On yesterday's descent we have two clearly motive waves (green) and again a clearly corrective wave (red). Notice how the small corrective wave looks a lot like our larger (presumably) corrective wave.
Now let's attempt to assign some wave counts:
This looks suspiciously to me like the beginnings of a large 3rd wave. It is extending right from the get go. What I like about this interpretation is that the "a" and "b" waves are crystal clear 3 wave patterns. The "c" wave is what confused me this afternoon, which is what "c" waves do. They are WTF waves.

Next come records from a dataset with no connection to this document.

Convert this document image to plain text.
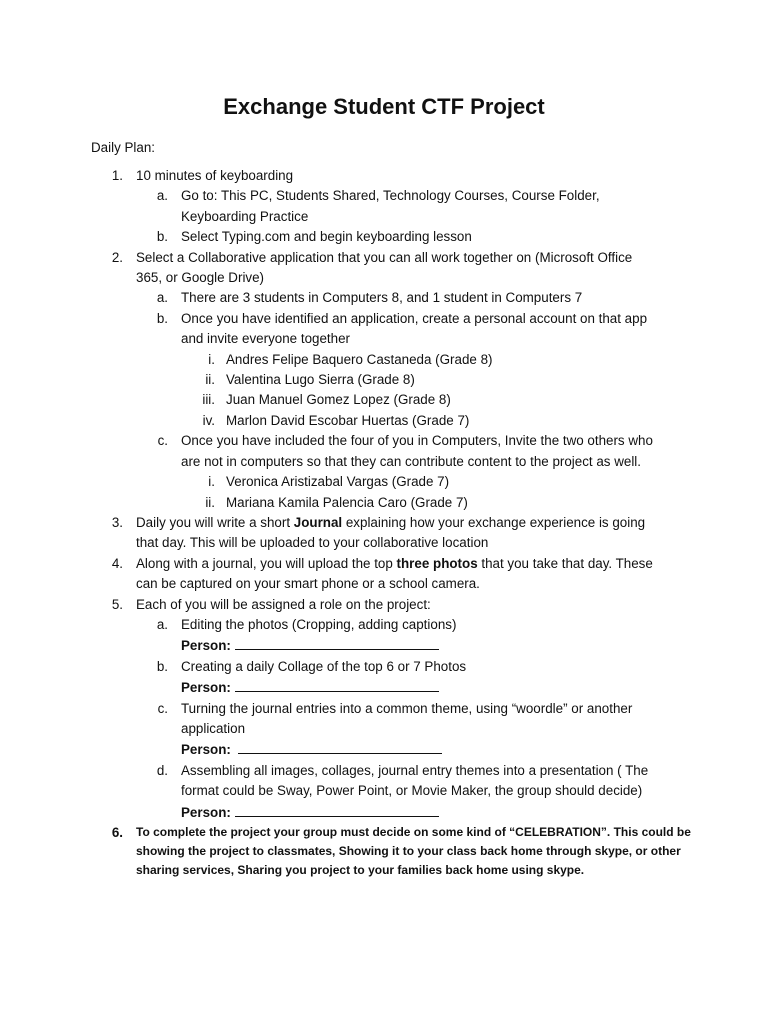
Exchange Student CTF Project
Daily Plan:
1. 10 minutes of keyboarding
a. Go to: This PC, Students Shared, Technology Courses, Course Folder,
Keyboarding Practice
b. Select Typing.com and begin keyboarding lesson
2. Select a Collaborative application that you can all work together on (Microsoft Office
365, or Google Drive)
a. There are 3 students in Computers 8, and 1 student in Computers 7
b. Once you have identified an application, create a personal account on that app
and invite everyone together
i. Andres Felipe Baquero Castaneda (Grade 8)
ii. Valentina Lugo Sierra (Grade 8)
iii. Juan Manuel Gomez Lopez (Grade 8)
iv. Marlon David Escobar Huertas (Grade 7)
c. Once you have included the four of you in Computers, Invite the two others who
are not in computers so that they can contribute content to the project as well.
i. Veronica Aristizabal Vargas (Grade 7)
ii. Mariana Kamila Palencia Caro (Grade 7)
3. Daily you will write a short Journal explaining how your exchange experience is going
that day. This will be uploaded to your collaborative location
4. Along with a journal, you will upload the top three photos that you take that day. These
can be captured on your smart phone or a school camera.
5. Each of you will be assigned a role on the project:
a. Editing the photos (Cropping, adding captions)
Person:
b. Creating a daily Collage of the top 6 or 7 Photos
Person:
c. Turning the journal entries into a common theme, using “woordle” or another
application
Person:
d. Assembling all images, collages, journal entry themes into a presentation ( The
format could be Sway, Power Point, or Movie Maker, the group should decide)
Person:
6. To complete the project your group must decide on some kind of “CELEBRATION”. This could be
showing the project to classmates, Showing it to your class back home through skype, or other
sharing services, Sharing you project to your families back home using skype.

Let's zoom out and take a look at the implication:
I see two ways that this current C wave can play out.
Scenario 1
In this scenario, today's late market action was the 1st wave in the C wave. This would imply a pretty serious rally tomorrow. Since the B wave is unorthodox (below the end of the prior motive wave) it does imply that the C wave would be equally extended in the other direction (Constance Brown's "springboard" metaphor). The yellow line of course marks where this interpretation is wrong and needs to go back to the drawing board.
Scenario 2
Scenario 2 is pretty straightforward. Basically we ain't heading back. There is room for a very small 5th wave of the "C" wave (the dashed line) but anything more than that and it's either scenario 1 or else a confounding corrective wave that requires new interpretation with more mental muscle. Note how the dashed line ends at what would be a technical resistance point.
Finally, I think the recent gold top serves as something of an analog to what is happening here:
What if I'm wrong
If the market goes higher then a wonky Elliott Wave count like the following would be necessary:
One can make Elliott bend to your will if need be and as I mentioned, I have seen this kind of weird pattern turn into a motive wave, or at least become the first motive part of a 5/3/5 corrective pattern.
Trading this one is tough as it requires a momentum trade that might easily be stopped out on a retracement.